On 1 February 2012, the second anniversary of the creation of the Ravidassia religion, Amritbani of Guru Ravidaswas placed at a shrine dedicated to Ravidas in Bootan Mandi, Jalandhar, Punjab.

==Contents==

===Teachings===
The Amritbani contains bani of Ravidass. The title page features the Har Nishaan symbol and a statement enjoining readers to wish each other "Jai Gurdev". The book contains photos of Ravidas and of Shri Guru Ravidass Janam Asthan. The book also includes a list of the teachings of Ravidas and general principles of the Ravidassia religion.

===Ragas===
Amritbani contains 240 ragas culled from Ravidass' teachings. The book also contains 140 shabads, 40 pade, painti akhri, bani haftawar, bani pandran tithi, baran maas updesh, dohra, saand bani, anmol vachan (milni de samen), laawaan, suhag ustat, manglachar, and 231 salok. There are 177 pages in the book. Ragas from Amritbani are recited daily in Ravidassia bhawans. The original language of Amritbani is in Gurmukhi script and the mother tongue of Guru Ravidas, Punjabi. Its other language translations have also been published.
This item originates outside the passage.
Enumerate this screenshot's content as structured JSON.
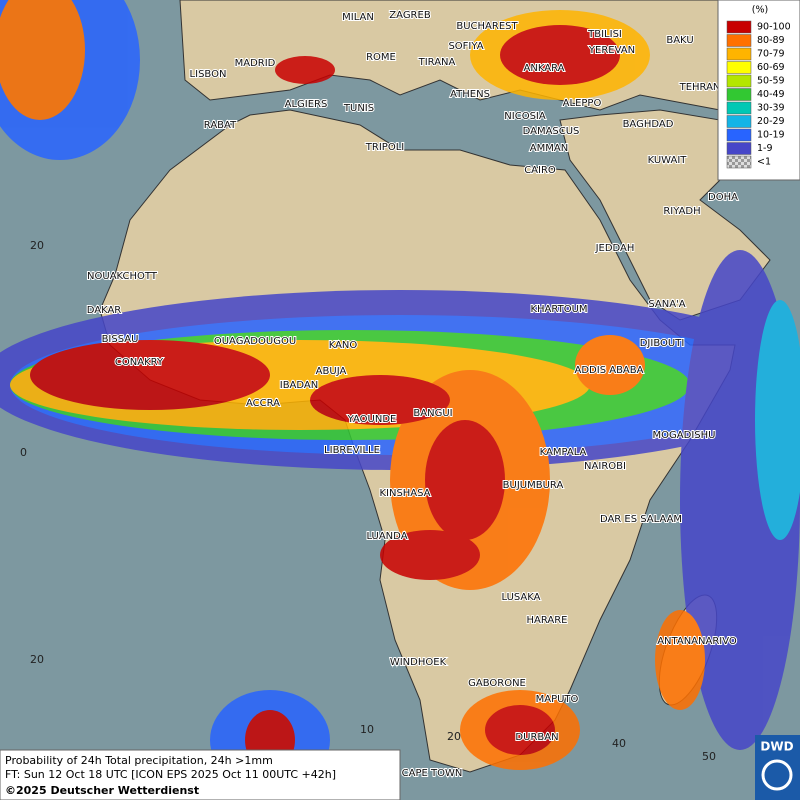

Amritbani, the holy book contains the following hymns: Raga – Siri (1), Gauri (5), Asa (6), Gujari (1), Sorath (7), Dhanasari (3), Jaitsari (1), Suhi (3), Bilaval (2), Gaund (2), Ramkali (1), Maru (2), Kedara (1), Bhairau (1), Basant (1), and Malhar (3). The book contains 140 shabads, 40 pade, and 231 salok.